Satzung

rderverein der GS Wulften e.V.


- SATZUNG -



§ 1 NAME UND SITZ


  1. Der Verein trägt den Namen "Förderverein der GS Wulften" und hat den Sitz in Wulften am Harz.

  2. Er ist in das Vereinsregister eingetragen und führt dann den Zusatz „e.V.“.



§ 2 ZWECK UND AUFGABE


Der Verein verfolgt ausschließlich und unmittelbar gemeinnützige Zwecke im Sinne des Abschnitts „steuerbegünstigte Zwecke“ der Abgabenordnung.
Zweck des Vereins ist die gemeinnützige Förderung der Erziehung und Volks- und Berufsbildung sowie der Studentenhilfe.

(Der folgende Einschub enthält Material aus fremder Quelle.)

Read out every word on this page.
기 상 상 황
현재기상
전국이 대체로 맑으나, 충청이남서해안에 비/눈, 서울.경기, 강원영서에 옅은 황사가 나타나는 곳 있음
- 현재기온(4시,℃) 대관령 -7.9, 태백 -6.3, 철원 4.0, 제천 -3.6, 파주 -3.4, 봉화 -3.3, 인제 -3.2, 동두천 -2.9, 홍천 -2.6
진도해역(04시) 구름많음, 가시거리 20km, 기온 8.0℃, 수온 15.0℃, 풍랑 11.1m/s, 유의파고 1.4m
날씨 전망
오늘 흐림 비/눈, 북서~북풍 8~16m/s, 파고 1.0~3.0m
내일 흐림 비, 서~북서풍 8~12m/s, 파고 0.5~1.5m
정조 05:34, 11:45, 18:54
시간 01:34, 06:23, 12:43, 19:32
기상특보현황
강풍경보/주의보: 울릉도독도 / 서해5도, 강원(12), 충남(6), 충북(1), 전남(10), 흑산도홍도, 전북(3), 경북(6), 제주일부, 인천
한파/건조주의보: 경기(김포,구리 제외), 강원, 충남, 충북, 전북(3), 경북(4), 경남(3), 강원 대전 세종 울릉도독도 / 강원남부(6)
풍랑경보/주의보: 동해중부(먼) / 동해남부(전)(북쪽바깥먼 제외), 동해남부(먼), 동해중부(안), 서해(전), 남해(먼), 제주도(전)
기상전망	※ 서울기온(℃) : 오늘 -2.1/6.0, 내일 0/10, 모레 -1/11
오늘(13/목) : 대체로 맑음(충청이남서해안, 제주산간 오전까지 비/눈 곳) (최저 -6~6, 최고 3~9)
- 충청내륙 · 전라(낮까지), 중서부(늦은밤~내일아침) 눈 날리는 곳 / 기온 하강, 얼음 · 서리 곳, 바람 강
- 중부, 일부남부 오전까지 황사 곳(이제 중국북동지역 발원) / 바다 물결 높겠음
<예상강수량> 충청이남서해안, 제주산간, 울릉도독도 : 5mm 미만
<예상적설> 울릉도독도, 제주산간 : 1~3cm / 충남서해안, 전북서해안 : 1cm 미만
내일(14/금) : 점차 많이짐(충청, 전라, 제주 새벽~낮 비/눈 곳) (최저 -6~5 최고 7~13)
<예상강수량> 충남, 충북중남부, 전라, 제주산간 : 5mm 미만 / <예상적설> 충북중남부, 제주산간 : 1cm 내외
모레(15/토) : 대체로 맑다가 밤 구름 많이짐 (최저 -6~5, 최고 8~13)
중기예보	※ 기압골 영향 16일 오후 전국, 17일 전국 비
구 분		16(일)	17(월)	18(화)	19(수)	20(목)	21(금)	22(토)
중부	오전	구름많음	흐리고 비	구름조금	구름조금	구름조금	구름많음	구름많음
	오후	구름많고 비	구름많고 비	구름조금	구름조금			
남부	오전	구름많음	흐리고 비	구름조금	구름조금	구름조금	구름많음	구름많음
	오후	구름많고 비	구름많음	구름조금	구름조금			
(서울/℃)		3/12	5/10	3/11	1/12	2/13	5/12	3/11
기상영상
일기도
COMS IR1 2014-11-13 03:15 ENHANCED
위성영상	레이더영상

Der Satzungszweck wird verwirklicht insbesondere durch:

  1. Unterstützung der pädagogischen Arbeit der Grundschule Wulften in ideeller und finanzieller Hinsicht z.B. durch Aufbau einer Selbsthilfeorganisation für die Hausaufgabenhilfe, Zurverfügungstellung von zusätzlich benötigtem Lehr- und Lernmaterial, Einrichtung einer Schulbücherei, Hilfestellung bei der Durchführung von Betriebsbesichtigungen, etc..

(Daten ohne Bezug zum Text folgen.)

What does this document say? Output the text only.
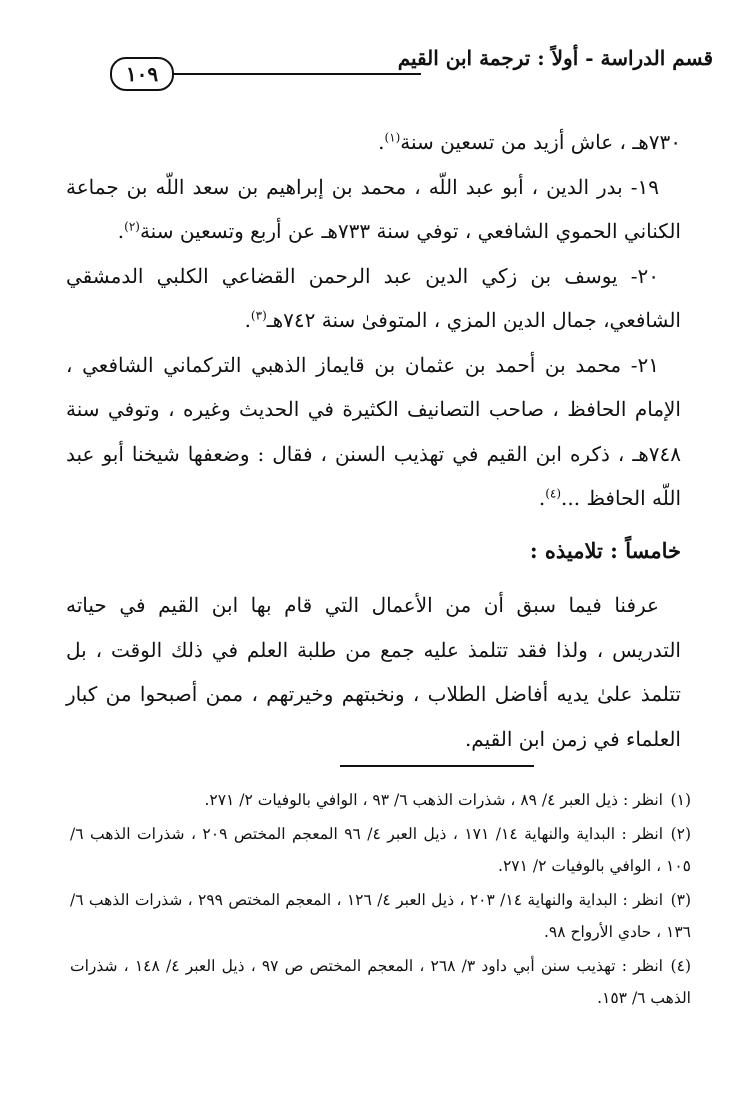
قسم الدراسة - أولاً : ترجمة ابن القيم
١٠٩

٧٣٠هـ ، عاش أزيد من تسعين سنة$^{(١)}$.

١٩- بدر الدين ، أبو عبد اللّه ، محمد بن إبراهيم بن سعد اللّه بن جماعة الكناني الحموي الشافعي ، توفي سنة ٧٣٣هـ عن أربع وتسعين سنة$^{(٢)}$.

٢٠- يوسف بن زكي الدين عبد الرحمن القضاعي الكلبي الدمشقي الشافعي، جمال الدين المزي ، المتوفىٰ سنة ٧٤٢هـ$^{(٣)}$.

٢١- محمد بن أحمد بن عثمان بن قايماز الذهبي التركماني الشافعي ، الإمام الحافظ ، صاحب التصانيف الكثيرة في الحديث وغيره ، وتوفي سنة ٧٤٨هـ ، ذكره ابن القيم في تهذيب السنن ، فقال : وضعفها شيخنا أبو عبد اللّه الحافظ ...$^{(٤)}$.

خامساً : تلاميذه :

عرفنا فيما سبق أن من الأعمال التي قام بها ابن القيم في حياته التدريس ، ولذا فقد تتلمذ عليه جمع من طلبة العلم في ذلك الوقت ، بل تتلمذ علىٰ يديه أفاضل الطلاب ، ونخبتهم وخيرتهم ، ممن أصبحوا من كبار العلماء في زمن ابن القيم.

(١)انظر : ذيل العبر ٤/ ٨٩ ، شذرات الذهب ٦/ ٩٣ ، الوافي بالوفيات ٢/ ٢٧١.

(٢)انظر : البداية والنهاية ١٤/ ١٧١ ، ذيل العبر ٤/ ٩٦ المعجم المختص ٢٠٩ ، شذرات الذهب ٦/ ١٠٥ ، الوافي بالوفيات ٢/ ٢٧١.

(٣)انظر : البداية والنهاية ١٤/ ٢٠٣ ، ذيل العبر ٤/ ١٢٦ ، المعجم المختص ٢٩٩ ، شذرات الذهب ٦/ ١٣٦ ، حادي الأرواح ٩٨.

(٤)انظر : تهذيب سنن أبي داود ٣/ ٢٦٨ ، المعجم المختص ص ٩٧ ، ذيل العبر ٤/ ١٤٨ ، شذرات الذهب ٦/ ١٥٣.
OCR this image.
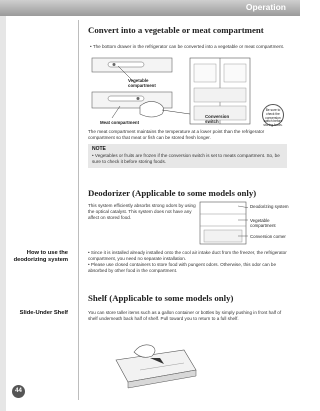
Operation
Convert into a vegetable or meat compartment

• The bottom drawer in the refrigerator can be converted into a vegetable or meat compartment.

Vegetable compartment

Meat compartment

Conversion switch

Be sure to check the conversion switch before storing foods.

The meat compartment maintains the temperature at a lower point than the refrigerator compartment so that meat or fish can be stored fresh longer.

NOTE

• Vegetables or fruits are frozen if the conversion switch is set to meats compartment. So, be sure to check it before storing foods.

Deodorizer (Applicable to some models only)

This system efficiently absorbs strong odors by using the optical catalyst. This system does not have any affect on stored food.

Deodorizing system

Vegetable compartment

Conversion corner

How to use the deodorizing system

• Since it is installed already installed onto the cool air intake duct from the freezer, the refrigerator compartment, you need no separate installation.

• Please use closed containers to store food with pungent odors. Otherwise, this odor can be absorbed by other food in the compartment.

Shelf (Applicable to some models only)

Slide-Under Shelf	You can store taller items such as a gallon container or bottles by simply pushing in front half of shelf underneath back half of shelf. Pull toward you to return to a full shelf.

44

  2. Öffentlichkeitsarbeit.

  3. Initiativen zur Gestaltung des Schullebens.

  4. Kontaktpflege der Eltern untereinander zum Wohle der Schülerinnen und Schüler.

Die Mittel des Vereins dürfen nur für die satzungsgemäßen Zwecke verwendet werden.


§ 3 SELBSTLOSIGKEIT


  1. Der Förderverein der GS Wulften e. V. ist selbstlos tätig. Er verfolgt keine eigenwirtschaftlichen Zwecke.

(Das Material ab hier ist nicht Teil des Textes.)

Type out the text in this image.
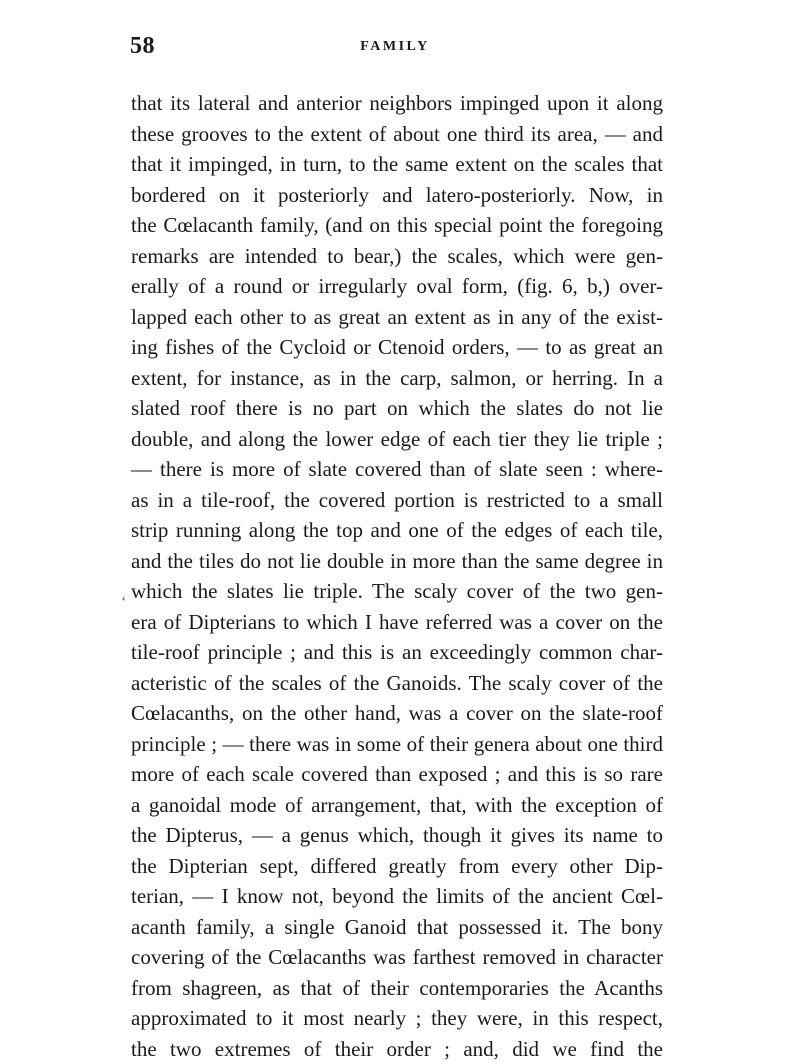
58	FAMILY
ʻ
that its lateral and anterior neighbors impinged upon it along
these grooves to the extent of about one third its area, — and
that it impinged, in turn, to the same extent on the scales that
bordered on it posteriorly and latero-posteriorly. Now, in
the Cœlacanth family, (and on this special point the foregoing
remarks are intended to bear,) the scales, which were gen-
erally of a round or irregularly oval form, (fig. 6, b,) over-
lapped each other to as great an extent as in any of the exist-
ing fishes of the Cycloid or Ctenoid orders, — to as great an
extent, for instance, as in the carp, salmon, or herring. In a
slated roof there is no part on which the slates do not lie
double, and along the lower edge of each tier they lie triple ;
— there is more of slate covered than of slate seen : where-
as in a tile-roof, the covered portion is restricted to a small
strip running along the top and one of the edges of each tile,
and the tiles do not lie double in more than the same degree in
which the slates lie triple. The scaly cover of the two gen-
era of Dipterians to which I have referred was a cover on the
tile-roof principle ; and this is an exceedingly common char-
acteristic of the scales of the Ganoids. The scaly cover of the
Cœlacanths, on the other hand, was a cover on the slate-roof
principle ; — there was in some of their genera about one third
more of each scale covered than exposed ; and this is so rare
a ganoidal mode of arrangement, that, with the exception of
the Dipterus, — a genus which, though it gives its name to
the Dipterian sept, differed greatly from every other Dip-
terian, — I know not, beyond the limits of the ancient Cœl-
acanth family, a single Ganoid that possessed it. The bony
covering of the Cœlacanths was farthest removed in character
from shagreen, as that of their contemporaries the Acanths
approximated to it most nearly ; they were, in this respect,
the two extremes of their order ; and, did we find the
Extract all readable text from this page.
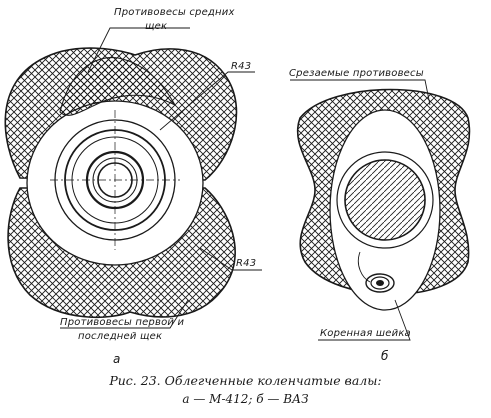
Противовесы средних
щек
R43
R43
Противовесы первой и
последней щек
а
Срезаемые противовесы
Коренная шейка
б
Рис. 23. Облегченные коленчатые валы:
а — М-412; б — ВАЗ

  2. Mittel des Vereins dürfen nur für die die satzungsgemäßen Zwecke verwendet werden. Die Mitglieder erhalten in ihrer Funktion als Mitglied keine Zuwendungen aus Mitteln des Vereins.

  3. Die Mitglieder erhalten bei ihrem Austritt, bei der Auflösung oder der Aufhebung des Vereins keine Anteile am Vereinsvermögen.

  4. Es darf keine Person durch Ausgaben, die dem Zweck des Vereins fremd sind, oder durch unverhältnismäßig hohe Vergütungen begünstigt werden.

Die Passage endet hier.